A Neural Difference-of-Entropies Estimator for Mutual Information
Haoran Ni, Martin Lotz
TL;DR
This work tackles the challenging problem of estimating mutual information in high dimensions without strong modelling assumptions. It introduces a difference-of-entropies (DoE) estimator implemented with block autoregressive normalizing flows that jointly model $H(X)$ and $H(X|Y)$, enabling unbiased, consistent MI estimation via $I(X;Y)=H(X)-H(X|Y)$. Theoretical results establish the existence and properties of block-triangular normalizing flows to represent joint densities and conditional densities, while empirical evaluations show robust performance across Gaussian, nonlinear, and heavy-tailed distributions, often surpassing state-of-the-art discriminative and generative baselines.
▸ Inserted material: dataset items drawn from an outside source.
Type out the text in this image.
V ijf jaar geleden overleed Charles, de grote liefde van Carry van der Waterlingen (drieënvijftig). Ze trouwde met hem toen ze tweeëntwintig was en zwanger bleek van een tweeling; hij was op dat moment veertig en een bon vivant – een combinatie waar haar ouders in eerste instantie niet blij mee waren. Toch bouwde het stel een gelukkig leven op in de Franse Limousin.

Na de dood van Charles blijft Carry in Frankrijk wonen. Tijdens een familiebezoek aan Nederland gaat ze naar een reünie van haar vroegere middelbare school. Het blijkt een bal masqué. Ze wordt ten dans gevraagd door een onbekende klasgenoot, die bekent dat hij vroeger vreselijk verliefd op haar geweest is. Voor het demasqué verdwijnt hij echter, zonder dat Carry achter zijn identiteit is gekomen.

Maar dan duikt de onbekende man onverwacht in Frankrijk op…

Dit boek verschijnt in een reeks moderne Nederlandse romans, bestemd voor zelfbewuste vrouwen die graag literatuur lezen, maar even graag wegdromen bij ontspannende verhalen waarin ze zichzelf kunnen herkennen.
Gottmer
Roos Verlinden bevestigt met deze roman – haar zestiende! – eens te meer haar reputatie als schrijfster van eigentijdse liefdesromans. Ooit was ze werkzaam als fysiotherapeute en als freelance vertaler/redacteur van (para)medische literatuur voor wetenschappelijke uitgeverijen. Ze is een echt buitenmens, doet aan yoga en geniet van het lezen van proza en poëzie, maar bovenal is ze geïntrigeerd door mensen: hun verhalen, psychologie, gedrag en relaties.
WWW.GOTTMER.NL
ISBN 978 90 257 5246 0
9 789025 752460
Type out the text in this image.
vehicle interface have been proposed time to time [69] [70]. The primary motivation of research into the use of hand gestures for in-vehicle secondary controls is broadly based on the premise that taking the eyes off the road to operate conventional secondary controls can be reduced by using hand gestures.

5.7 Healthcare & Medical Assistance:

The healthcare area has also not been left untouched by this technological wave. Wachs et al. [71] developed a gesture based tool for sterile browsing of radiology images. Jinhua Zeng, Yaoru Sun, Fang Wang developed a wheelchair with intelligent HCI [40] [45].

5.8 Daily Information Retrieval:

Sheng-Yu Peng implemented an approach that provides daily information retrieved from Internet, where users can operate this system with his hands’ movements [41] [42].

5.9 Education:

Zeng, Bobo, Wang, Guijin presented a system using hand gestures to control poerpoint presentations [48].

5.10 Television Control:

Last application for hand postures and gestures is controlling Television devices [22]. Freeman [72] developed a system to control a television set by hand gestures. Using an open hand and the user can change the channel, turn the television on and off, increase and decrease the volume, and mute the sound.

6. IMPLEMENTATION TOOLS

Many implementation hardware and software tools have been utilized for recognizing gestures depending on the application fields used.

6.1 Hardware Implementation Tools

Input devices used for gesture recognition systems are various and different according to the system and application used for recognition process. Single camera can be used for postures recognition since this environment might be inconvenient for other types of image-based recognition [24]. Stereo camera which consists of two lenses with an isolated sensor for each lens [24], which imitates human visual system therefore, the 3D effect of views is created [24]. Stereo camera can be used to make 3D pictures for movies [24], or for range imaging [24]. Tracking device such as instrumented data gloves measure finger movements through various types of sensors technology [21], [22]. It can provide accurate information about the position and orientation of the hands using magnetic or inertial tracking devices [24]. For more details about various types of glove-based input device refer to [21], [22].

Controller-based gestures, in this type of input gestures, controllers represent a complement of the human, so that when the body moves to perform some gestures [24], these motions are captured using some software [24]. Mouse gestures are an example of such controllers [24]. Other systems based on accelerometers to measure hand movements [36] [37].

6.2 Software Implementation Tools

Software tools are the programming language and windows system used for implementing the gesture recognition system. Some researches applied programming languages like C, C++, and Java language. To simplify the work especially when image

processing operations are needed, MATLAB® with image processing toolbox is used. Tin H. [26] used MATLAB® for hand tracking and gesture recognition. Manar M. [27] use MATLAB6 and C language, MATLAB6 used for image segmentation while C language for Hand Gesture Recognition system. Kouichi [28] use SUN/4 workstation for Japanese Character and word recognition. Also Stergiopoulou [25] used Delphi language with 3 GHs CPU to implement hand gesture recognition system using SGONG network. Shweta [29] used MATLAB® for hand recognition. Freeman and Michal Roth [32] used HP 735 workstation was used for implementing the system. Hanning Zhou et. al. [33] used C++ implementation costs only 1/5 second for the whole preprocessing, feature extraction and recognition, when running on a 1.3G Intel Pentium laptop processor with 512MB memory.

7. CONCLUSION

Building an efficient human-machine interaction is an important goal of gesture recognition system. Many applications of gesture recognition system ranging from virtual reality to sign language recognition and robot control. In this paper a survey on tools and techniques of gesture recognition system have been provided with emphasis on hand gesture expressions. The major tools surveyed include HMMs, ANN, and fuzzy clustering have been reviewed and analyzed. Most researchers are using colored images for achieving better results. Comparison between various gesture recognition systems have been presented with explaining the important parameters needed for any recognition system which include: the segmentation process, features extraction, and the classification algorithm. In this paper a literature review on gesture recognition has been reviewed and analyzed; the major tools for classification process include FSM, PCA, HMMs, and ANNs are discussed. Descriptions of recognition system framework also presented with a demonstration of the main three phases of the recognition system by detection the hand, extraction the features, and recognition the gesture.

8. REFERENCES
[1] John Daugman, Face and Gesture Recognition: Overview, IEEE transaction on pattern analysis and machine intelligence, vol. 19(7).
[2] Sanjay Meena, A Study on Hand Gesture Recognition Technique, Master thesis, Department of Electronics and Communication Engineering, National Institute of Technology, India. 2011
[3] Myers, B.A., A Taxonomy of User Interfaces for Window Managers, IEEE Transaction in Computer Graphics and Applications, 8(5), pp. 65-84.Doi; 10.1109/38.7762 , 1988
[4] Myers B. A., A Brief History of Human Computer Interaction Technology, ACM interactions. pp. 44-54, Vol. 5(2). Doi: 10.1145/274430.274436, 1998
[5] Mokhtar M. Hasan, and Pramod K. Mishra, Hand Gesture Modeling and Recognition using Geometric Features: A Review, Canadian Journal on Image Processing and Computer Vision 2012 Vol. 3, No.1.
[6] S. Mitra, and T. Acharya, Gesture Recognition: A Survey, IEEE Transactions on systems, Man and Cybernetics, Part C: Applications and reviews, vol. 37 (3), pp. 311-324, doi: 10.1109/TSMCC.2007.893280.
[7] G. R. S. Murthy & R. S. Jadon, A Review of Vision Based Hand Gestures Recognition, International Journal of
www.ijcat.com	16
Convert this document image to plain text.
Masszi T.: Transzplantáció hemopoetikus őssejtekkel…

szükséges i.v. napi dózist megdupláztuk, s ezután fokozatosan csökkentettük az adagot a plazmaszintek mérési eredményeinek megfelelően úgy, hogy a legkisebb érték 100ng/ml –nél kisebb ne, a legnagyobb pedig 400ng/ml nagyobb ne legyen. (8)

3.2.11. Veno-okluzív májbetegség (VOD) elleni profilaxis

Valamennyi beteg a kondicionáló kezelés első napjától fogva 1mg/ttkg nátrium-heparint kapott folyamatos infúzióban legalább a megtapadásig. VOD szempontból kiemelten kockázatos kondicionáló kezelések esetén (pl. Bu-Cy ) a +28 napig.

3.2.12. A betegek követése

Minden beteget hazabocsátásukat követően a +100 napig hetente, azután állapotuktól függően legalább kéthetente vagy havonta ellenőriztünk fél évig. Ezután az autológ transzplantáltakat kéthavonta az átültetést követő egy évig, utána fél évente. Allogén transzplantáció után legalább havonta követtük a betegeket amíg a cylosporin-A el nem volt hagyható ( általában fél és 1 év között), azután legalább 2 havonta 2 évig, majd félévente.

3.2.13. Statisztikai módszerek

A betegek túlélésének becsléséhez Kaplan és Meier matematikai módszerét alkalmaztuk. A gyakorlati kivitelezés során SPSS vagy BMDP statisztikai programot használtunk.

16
The approach offers a scalable, principled MI estimator with potential impact on ML tasks requiring dependence measures and information-theoretic objectives, though it requires careful architectural choices for stability and may be extended to discrete settings and downstream applications.
Abstract
Estimating Mutual Information (MI), a key measure of dependence of random quantities without specific modelling assumptions, is a challenging problem in high dimensions. We propose a novel mutual information estimator based on parametrizing conditional densities using normalizing flows, a deep generative model that has gained popularity in recent years. This estimator leverages a block autoregressive structure to achieve improved bias-variance trade-offs on standard benchmark tasks.